The Rio 2016 Paralympic Games and the 2018 PyeongChang Paralympic Winter Games inherited all of these legacies.
Let’s first take a look at the Rio Paralympic Games.

A volunteer kissing the Brazilian flag during the Opening Ceremony of the Rio Paralympic Games

In terms of accessibility, the Rio Paralympic Games resulted in the barrier-free redesigns of mainly public locations and tourist landmarks, as well as a million-euro effort to pave roads, install ramps, implement tactile paving for people with visual impairment, and more. There was also progress with regards to laws and regulations, with a new law passed that promised to remove barriers in the realms of public transport, housing, services, education, sports, and the exercising of civil rights.

Also of note were the “numbers” in terms of the media. The Rio Paralympic Games were broadcast in 154 countries and regions, and watched by more than 4.1 billion people—an increase of 7% compared to the 3.8 billion people that watched the London Paralympic Games. The total number of broadcast hours was close to 5,110, which was also more than in the Beijing and London Paralympic Games.

Within Brazil, the Paralympic Games were broadcast for 247 hours, to a total of 472 million viewers. Watching the Paralympic Games on TV had resulted in changes in many Brazilians’ attitudes towards impairment and people with impairment. Indeed, accessibility seemed to have been improved even further for the Youth Parapan American Games, which were held in Sao Paulo in 2017, leading some athletes to speak to the legacy of Rio with regards to the improvements. This tournament was supported by some of the same volunteers who had supported the Rio Paralympic Games. And according to reporting from IPC, the employment rate of people with impairment increased by 49% after the Rio Paralympic Games, as compared to 2009, when Rio 2016 was first announced.

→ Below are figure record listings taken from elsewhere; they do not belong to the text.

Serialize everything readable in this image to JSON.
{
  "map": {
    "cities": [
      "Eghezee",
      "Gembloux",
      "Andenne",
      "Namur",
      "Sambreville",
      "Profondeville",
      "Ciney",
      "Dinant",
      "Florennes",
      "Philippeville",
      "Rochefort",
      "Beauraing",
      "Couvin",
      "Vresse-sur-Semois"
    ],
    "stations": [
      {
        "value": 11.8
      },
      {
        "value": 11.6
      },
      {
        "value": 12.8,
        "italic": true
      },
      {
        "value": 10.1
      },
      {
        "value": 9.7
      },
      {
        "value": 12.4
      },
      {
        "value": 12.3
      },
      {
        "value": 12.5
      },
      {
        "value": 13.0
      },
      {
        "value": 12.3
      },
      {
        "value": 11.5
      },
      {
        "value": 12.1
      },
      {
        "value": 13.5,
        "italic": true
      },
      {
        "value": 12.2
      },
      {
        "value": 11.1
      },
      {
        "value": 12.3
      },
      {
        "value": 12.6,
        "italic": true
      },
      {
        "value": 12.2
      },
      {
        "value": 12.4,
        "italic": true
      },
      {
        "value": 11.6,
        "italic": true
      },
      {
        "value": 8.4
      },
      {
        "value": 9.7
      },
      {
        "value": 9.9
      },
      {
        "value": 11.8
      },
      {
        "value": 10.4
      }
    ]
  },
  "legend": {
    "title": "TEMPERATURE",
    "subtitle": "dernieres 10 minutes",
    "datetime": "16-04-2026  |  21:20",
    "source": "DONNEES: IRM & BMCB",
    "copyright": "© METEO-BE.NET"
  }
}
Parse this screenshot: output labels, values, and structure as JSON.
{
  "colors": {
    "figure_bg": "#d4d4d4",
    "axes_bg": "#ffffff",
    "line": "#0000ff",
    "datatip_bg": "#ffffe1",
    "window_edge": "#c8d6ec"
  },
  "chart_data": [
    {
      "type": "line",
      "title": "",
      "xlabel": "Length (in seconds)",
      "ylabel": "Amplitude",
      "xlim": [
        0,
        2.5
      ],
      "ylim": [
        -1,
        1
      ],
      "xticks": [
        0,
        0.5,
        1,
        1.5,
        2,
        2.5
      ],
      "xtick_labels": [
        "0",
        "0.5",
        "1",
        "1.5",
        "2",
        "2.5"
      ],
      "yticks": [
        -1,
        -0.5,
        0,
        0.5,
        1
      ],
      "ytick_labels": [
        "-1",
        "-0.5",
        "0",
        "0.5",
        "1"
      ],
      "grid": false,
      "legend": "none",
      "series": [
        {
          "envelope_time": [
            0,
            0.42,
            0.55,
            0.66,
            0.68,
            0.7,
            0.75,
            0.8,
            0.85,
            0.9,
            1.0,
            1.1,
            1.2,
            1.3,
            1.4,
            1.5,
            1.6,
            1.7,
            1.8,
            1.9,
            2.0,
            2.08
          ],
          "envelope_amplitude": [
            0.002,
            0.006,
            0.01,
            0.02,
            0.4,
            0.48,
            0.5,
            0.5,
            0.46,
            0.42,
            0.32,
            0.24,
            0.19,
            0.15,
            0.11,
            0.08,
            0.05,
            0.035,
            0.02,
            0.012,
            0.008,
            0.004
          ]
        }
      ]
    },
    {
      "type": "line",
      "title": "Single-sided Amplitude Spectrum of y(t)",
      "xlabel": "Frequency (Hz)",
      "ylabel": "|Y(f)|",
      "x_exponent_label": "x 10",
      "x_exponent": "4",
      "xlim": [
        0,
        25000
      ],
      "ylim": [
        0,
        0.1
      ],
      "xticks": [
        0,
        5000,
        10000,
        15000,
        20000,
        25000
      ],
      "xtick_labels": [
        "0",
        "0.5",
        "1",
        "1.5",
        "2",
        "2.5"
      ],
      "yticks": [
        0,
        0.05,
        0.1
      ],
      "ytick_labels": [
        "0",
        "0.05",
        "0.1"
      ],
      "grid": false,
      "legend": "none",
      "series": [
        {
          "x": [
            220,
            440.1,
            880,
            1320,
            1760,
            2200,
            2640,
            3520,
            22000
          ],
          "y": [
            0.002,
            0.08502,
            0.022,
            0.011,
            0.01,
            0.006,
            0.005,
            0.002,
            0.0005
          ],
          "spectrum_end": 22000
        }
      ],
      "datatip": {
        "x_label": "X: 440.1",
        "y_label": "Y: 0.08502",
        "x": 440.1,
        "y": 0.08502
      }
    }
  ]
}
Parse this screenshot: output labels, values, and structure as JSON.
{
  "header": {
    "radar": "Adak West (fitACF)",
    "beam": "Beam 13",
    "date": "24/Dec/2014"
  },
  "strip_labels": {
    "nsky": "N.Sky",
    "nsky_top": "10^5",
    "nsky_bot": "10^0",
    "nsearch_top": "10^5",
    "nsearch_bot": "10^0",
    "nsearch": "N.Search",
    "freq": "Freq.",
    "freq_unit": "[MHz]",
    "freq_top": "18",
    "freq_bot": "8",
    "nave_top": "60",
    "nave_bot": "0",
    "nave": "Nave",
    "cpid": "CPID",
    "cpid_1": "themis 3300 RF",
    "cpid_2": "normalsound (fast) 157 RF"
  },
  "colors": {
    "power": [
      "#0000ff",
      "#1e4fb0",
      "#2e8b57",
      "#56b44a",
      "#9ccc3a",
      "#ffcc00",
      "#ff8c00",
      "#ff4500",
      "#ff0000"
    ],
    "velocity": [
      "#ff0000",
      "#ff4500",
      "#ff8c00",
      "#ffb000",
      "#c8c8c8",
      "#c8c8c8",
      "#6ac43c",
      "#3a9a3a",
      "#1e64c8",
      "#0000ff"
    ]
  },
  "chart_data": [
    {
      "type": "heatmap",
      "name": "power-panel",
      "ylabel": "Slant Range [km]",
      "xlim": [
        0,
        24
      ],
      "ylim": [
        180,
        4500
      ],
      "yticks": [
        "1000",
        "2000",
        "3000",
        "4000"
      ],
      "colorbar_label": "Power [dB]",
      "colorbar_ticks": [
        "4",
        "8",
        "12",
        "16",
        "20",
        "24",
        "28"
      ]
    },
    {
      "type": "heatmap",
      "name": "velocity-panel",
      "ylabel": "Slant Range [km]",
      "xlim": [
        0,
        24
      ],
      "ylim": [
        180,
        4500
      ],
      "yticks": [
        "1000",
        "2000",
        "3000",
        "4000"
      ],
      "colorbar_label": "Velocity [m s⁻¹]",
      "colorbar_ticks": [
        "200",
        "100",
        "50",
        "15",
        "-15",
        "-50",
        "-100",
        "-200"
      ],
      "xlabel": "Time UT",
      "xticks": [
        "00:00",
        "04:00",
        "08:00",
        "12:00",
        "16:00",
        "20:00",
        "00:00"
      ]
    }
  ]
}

The PyeongChang Paralympic Winter Games, held in Korea, also resulted in major improvements in accessibility throughout the country. The PyeongChang 2018 Organising Committee established an “Accessibility Recognition Programme” and devoted significant energy towards improving accessibility not just for transport, but for equipment, fixtures/amenities, furniture, and more. They also promoted these efforts by offering accessibility certification for accommodation facilities, restaurants, etc., with superior accessibility.

Volunteers at PyeongChang 2018 smiling and taking commemorative photos

The Paralympic Games have a history of fostering change in the host country’s customs, morals, and laws, and have, in the past, even transformed the very structures of society. Tokyo will be the next stage for the Paralympic Games.